There are those for whom it is advantageous that people take decisions based on biased or incomplete information. A most potent element of this ideological strategy is the creation and promulgation of negative stereotypes based on exaggerated difference and the counterposing of those against equally exaggerated positive stereotypes.

If those stereotypes gain added legitimacy through an appeal to religion or science or by tapping into real concerns and fears, their ability to increase prejudice and to foment division is enhanced.

The fact that many societies place a social premium on lighter toned skin is often cited as evidence that colour prejudice is both universal and ‘natural’. But the origin of this isn‘t ‘racism’ but social class.

The labouring classes or castes had weathered skin. Only those who had others to labour for them could keep the soft paler clean skins they were born with. Thus a paler, soft skin on the face and hands was the most potent symbol of privilege, marking out the owner of it as a person who does not have to labour.

The Chinese fetish of tiny bound feet had a parallel in the Victorian fetish of tiny corseted waists. Exaggerated fashions such as sleeves that hang down over the hands, extremely high heels, very long fingernails were (and are) social markers sending out the message that this is a person who does not labour – either at all, or at least, not by hand.

The seeds of social Darwinism’s racial hierarchy fell on very fertile soil.

Martin Van Beynen (Press, Oct 16) argued that Paul Henry was not being racist because he did not overtly promote the superiority of one race over another.

But, as a current affairs presenter, Henry’s personal prejudices are combined with a considerable power to influence public opinion. That combination of race-based prejudice and the power to influence others took his statements into the realms of racism.

The same applies to Tony Veitch’s statement about Serena Williams, to Paul Holmes’ labelling of the UN General Secretary as a ‘cheeky darky’, and to Michael Laws’ steady stream of prejudice. We all know that the ‘feral underclass’ is code for brown people.
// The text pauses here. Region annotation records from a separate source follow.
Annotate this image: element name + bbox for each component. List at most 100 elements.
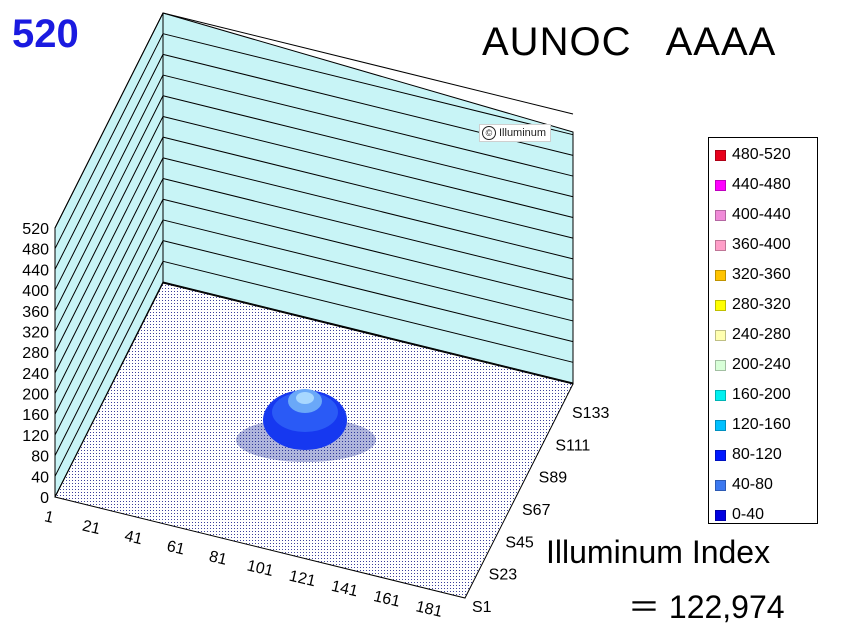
- x-tick-label: 1: [43, 508, 56, 527]
- z-tick-label: 360: [22, 304, 49, 321]
- z-gridline-back: [162, 74, 574, 177]
- legend-swatch: [715, 239, 726, 251]
- legend-swatch: [715, 149, 726, 161]
- index-label: Illuminum Index: [546, 534, 771, 570]
- illumination-peak: [236, 389, 376, 462]
- z-tick-label: 480: [22, 242, 49, 259]
- watermark-badge: © Illuminum: [479, 124, 552, 142]
- legend-swatch: [715, 299, 726, 311]
- legend-item: 80-120: [709, 440, 817, 470]
- legend-item: 160-200: [709, 380, 817, 410]
- z-gridline-back: [162, 12, 574, 115]
- legend-swatch: [715, 479, 726, 491]
- z-tick-label: 320: [22, 324, 49, 341]
- z-gridlines: [54, 12, 574, 498]
- legend-swatch: [715, 269, 726, 281]
- z-gridline-back: [162, 219, 574, 322]
- legend-swatch: [715, 449, 726, 461]
- legend-label: 440-480: [732, 176, 791, 193]
- x-axis-ticks: 1 21 41 61 81 101 121 141 161 181: [43, 508, 444, 621]
- legend-swatch: [715, 209, 726, 221]
- legend-label: 40-80: [732, 476, 773, 493]
- legend-item: 120-160: [709, 410, 817, 440]
- z-gridline-left: [54, 116, 164, 332]
- z-tick-label: 280: [22, 345, 49, 362]
- z-gridline-left: [54, 74, 164, 291]
- legend-label: 0-40: [732, 506, 765, 523]
- index-value: ＝ 122,974: [628, 589, 785, 625]
- legend-label: 120-160: [732, 416, 791, 433]
- z-gridline-left: [54, 219, 164, 436]
- z-tick-label: 240: [22, 366, 49, 383]
- z-tick-label: 400: [22, 283, 49, 300]
- z-tick-label: 200: [22, 387, 49, 404]
- legend-item: 320-360: [709, 260, 817, 290]
- z-tick-label: 160: [22, 407, 49, 424]
- legend-item: 240-280: [709, 320, 817, 350]
- x-tick-label: 21: [81, 518, 102, 539]
- z-gridline-left: [54, 33, 164, 249]
- legend-item: 360-400: [709, 230, 817, 260]
- z-gridline-left: [54, 199, 164, 415]
- y-tick-label: S89: [539, 470, 568, 487]
- y-tick-label: S67: [522, 502, 551, 519]
- z-gridline-back: [162, 281, 574, 384]
- watermark-text: Illuminum: [499, 127, 547, 139]
- z-gridline-left: [54, 178, 164, 394]
- z-gridline-left: [54, 95, 164, 311]
- z-tick-label: 440: [22, 262, 49, 279]
- z-gridline-back: [162, 178, 574, 281]
- legend-label: 400-440: [732, 206, 791, 223]
- z-tick-label: 520: [22, 221, 49, 238]
- z-gridline-back: [162, 240, 574, 343]
- copyright-icon: ©: [482, 126, 496, 140]
- z-tick-label: 0: [40, 490, 49, 507]
- legend-label: 360-400: [732, 236, 791, 253]
- x-tick-label: 121: [287, 568, 317, 591]
- z-gridline-back: [162, 95, 574, 198]
- legend-item: 40-80: [709, 470, 817, 500]
- x-tick-label: 41: [123, 528, 144, 549]
- x-tick-label: 81: [207, 548, 228, 569]
- y-axis-ticks: S1 S23 S45 S67 S89 S111 S133: [472, 405, 609, 616]
- legend-label: 160-200: [732, 386, 791, 403]
- z-gridline-left: [54, 157, 164, 374]
- legend-label: 200-240: [732, 356, 791, 373]
- z-tick-label: 40: [31, 469, 49, 486]
- legend-swatch: [715, 329, 726, 341]
- max-value-label: 520: [12, 12, 79, 56]
- x-tick-label: 181: [414, 598, 444, 621]
- z-gridline-left: [54, 240, 164, 456]
- legend-swatch: [715, 389, 726, 401]
- z-gridline-back: [162, 157, 574, 260]
- legend-label: 320-360: [732, 266, 791, 283]
- z-tick-label: 120: [22, 428, 49, 445]
- z-gridline-back: [162, 136, 574, 239]
- legend-item: 0-40: [709, 500, 817, 530]
- legend-label: 240-280: [732, 326, 791, 343]
- y-tick-label: S133: [572, 405, 609, 422]
- z-gridline-left: [54, 136, 164, 353]
- z-gridline-back: [162, 115, 574, 218]
- legend-item: 280-320: [709, 290, 817, 320]
- peak-cap: [296, 392, 314, 404]
- legend-label: 80-120: [732, 446, 782, 463]
- x-tick-label: 101: [245, 557, 275, 580]
- x-tick-label: 161: [372, 588, 402, 611]
- z-gridline-left: [54, 261, 164, 477]
- z-gridline-back: [162, 198, 574, 301]
- legend-swatch: [715, 179, 726, 191]
- legend-item: 480-520: [709, 140, 817, 170]
- legend-label: 480-520: [732, 146, 791, 163]
- z-gridline-left: [54, 12, 164, 229]
- z-gridline-back: [162, 260, 574, 363]
- z-gridline-left: [54, 54, 164, 270]
- y-tick-label: S1: [472, 599, 492, 616]
- z-gridline-back: [162, 33, 574, 136]
- legend: 480-520 440-480 400-440 360-400 320-360 280-3…: [708, 137, 818, 524]
- legend-swatch: [715, 509, 726, 521]
- legend-item: 400-440: [709, 200, 817, 230]
- legend-item: 200-240: [709, 350, 817, 380]
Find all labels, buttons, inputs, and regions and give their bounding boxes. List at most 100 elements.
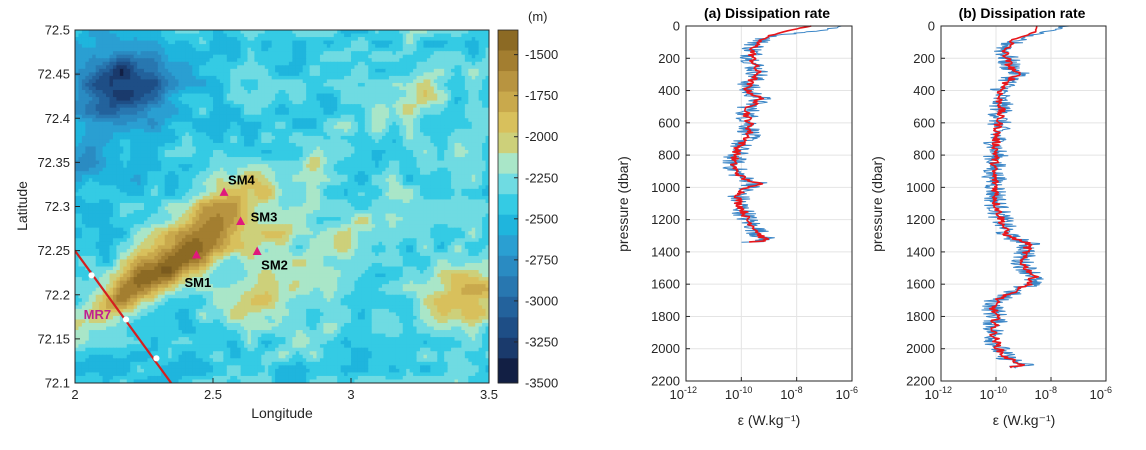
depth-cell — [278, 68, 283, 73]
depth-cell — [233, 97, 238, 102]
depth-cell — [461, 65, 466, 70]
depth-cell — [375, 125, 380, 130]
depth-cell — [157, 132, 162, 137]
depth-cell — [123, 153, 128, 158]
depth-cell — [154, 33, 159, 38]
depth-cell — [240, 51, 245, 56]
depth-cell — [233, 44, 238, 49]
depth-cell — [216, 100, 221, 105]
depth-cell — [230, 68, 235, 73]
depth-cell — [437, 107, 442, 112]
depth-cell — [288, 68, 293, 73]
depth-cell — [457, 82, 462, 88]
depth-cell — [282, 125, 287, 130]
depth-cell — [206, 100, 211, 105]
depth-cell — [330, 167, 335, 172]
depth-cell — [261, 61, 266, 66]
depth-cell — [223, 68, 228, 73]
depth-cell — [219, 107, 224, 112]
depth-cell — [451, 135, 456, 141]
depth-cell — [268, 114, 273, 119]
depth-cell — [137, 107, 142, 112]
depth-cell — [285, 125, 290, 130]
depth-cell — [402, 30, 407, 35]
depth-cell — [268, 79, 273, 84]
depth-cell — [437, 164, 442, 169]
depth-cell — [485, 111, 489, 116]
depth-cell — [399, 97, 404, 102]
depth-cell — [354, 82, 359, 88]
depth-cell — [126, 171, 131, 176]
depth-cell — [395, 132, 400, 137]
depth-cell — [244, 100, 249, 105]
depth-cell — [106, 132, 111, 137]
depth-cell — [106, 44, 111, 49]
depth-cell — [213, 171, 218, 176]
depth-cell — [116, 47, 121, 52]
depth-cell — [357, 30, 362, 35]
depth-cell — [147, 30, 152, 35]
depth-cell — [423, 146, 428, 151]
depth-cell — [354, 146, 359, 151]
depth-cell — [306, 75, 311, 81]
depth-cell — [361, 146, 366, 151]
depth-cell — [485, 86, 489, 91]
depth-cell — [464, 40, 469, 45]
depth-cell — [140, 104, 145, 109]
depth-cell — [395, 128, 400, 133]
depth-cell — [316, 100, 321, 105]
depth-cell — [454, 93, 459, 98]
depth-cell — [264, 118, 269, 123]
depth-cell — [185, 100, 190, 105]
depth-cell — [375, 90, 380, 95]
depth-cell — [437, 128, 442, 133]
depth-cell — [175, 40, 180, 45]
depth-cell — [268, 86, 273, 91]
depth-cell — [475, 51, 480, 56]
depth-cell — [326, 132, 331, 137]
depth-cell — [133, 114, 138, 119]
depth-cell — [385, 114, 390, 119]
depth-cell — [171, 153, 176, 158]
depth-cell — [437, 72, 442, 77]
depth-cell — [295, 167, 300, 172]
depth-cell — [230, 51, 235, 56]
depth-cell — [313, 47, 318, 52]
depth-cell — [250, 37, 255, 42]
depth-cell — [185, 125, 190, 130]
depth-cell — [199, 44, 204, 49]
depth-cell — [371, 40, 376, 45]
depth-cell — [123, 171, 128, 176]
depth-cell — [385, 33, 390, 38]
depth-cell — [254, 157, 259, 162]
depth-cell — [333, 164, 338, 169]
depth-cell — [75, 132, 80, 137]
depth-cell — [133, 97, 138, 102]
depth-cell — [109, 72, 114, 77]
depth-cell — [344, 135, 349, 141]
depth-cell — [88, 160, 93, 165]
depth-cell — [230, 61, 235, 66]
depth-cell — [81, 150, 86, 155]
depth-cell — [233, 33, 238, 38]
depth-cell — [326, 97, 331, 102]
depth-cell — [254, 68, 259, 73]
depth-cell — [364, 121, 369, 126]
depth-cell — [268, 37, 273, 42]
depth-cell — [323, 90, 328, 95]
depth-cell — [478, 125, 483, 130]
depth-cell — [144, 121, 149, 126]
depth-cell — [471, 86, 476, 91]
depth-cell — [323, 167, 328, 172]
depth-cell — [282, 47, 287, 52]
depth-cell — [275, 47, 280, 52]
depth-cell — [440, 125, 445, 130]
depth-cell — [457, 37, 462, 42]
depth-cell — [309, 142, 314, 148]
depth-cell — [316, 75, 321, 81]
depth-cell — [354, 44, 359, 49]
depth-cell — [409, 37, 414, 42]
depth-cell — [402, 157, 407, 162]
depth-cell — [482, 51, 487, 56]
depth-cell — [437, 100, 442, 105]
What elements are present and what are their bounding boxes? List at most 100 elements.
Racism needs to be viewed as the combination of negative prejudices based on skin colour or social or cultural attributes, and unfairly discriminatory acts that gain legitimacy through the exercise of social, political, economic or military power.

That was, and largely remains, a European phenomenon but it is not inherent to Europeans. I have no doubt that the ruling class in China, in its pursuit of the wealth of Africa, has no greater regard for the African people than the Englishmen who grew rich on the slave trade.

This is where Hone Harawira needs to be careful. He may have very good reasons, historical and contemporary, personal and cultural, for feeling antipathy to white New Zealanders. But the moment he generalises the conduct and characteristics of some white New Zealanders to all white New Zealanders and uses his political power to add weight to his words, he enters that arena where personal prejudice becomes racism.

However his power to influence is arguably way less than that of the white majority.

To understand why the words ‘nigger’ or ‘black Mfer’ in the mouth of a white person has more ‘power’ than the words ‘ honky’ or ‘white MFers” in the mouth of a black or brown person, you only need to look at which continent is still being pillaged, what peoples are still at the bottom the world’s hierarchy of power and privilege.

In the vicious, divisive and cruel hierarchy of colour, white still trumps everything, yellow trumps brown – and yes, brown trumps black.

Africa – the cradle of human kind, whose peoples’ forced labour laid the foundations of industrial capitalism and the Europeans’ world dominance, is the richest continent with the poorest people.

And that’s the context in which remarks like Henry’s and co have to be put.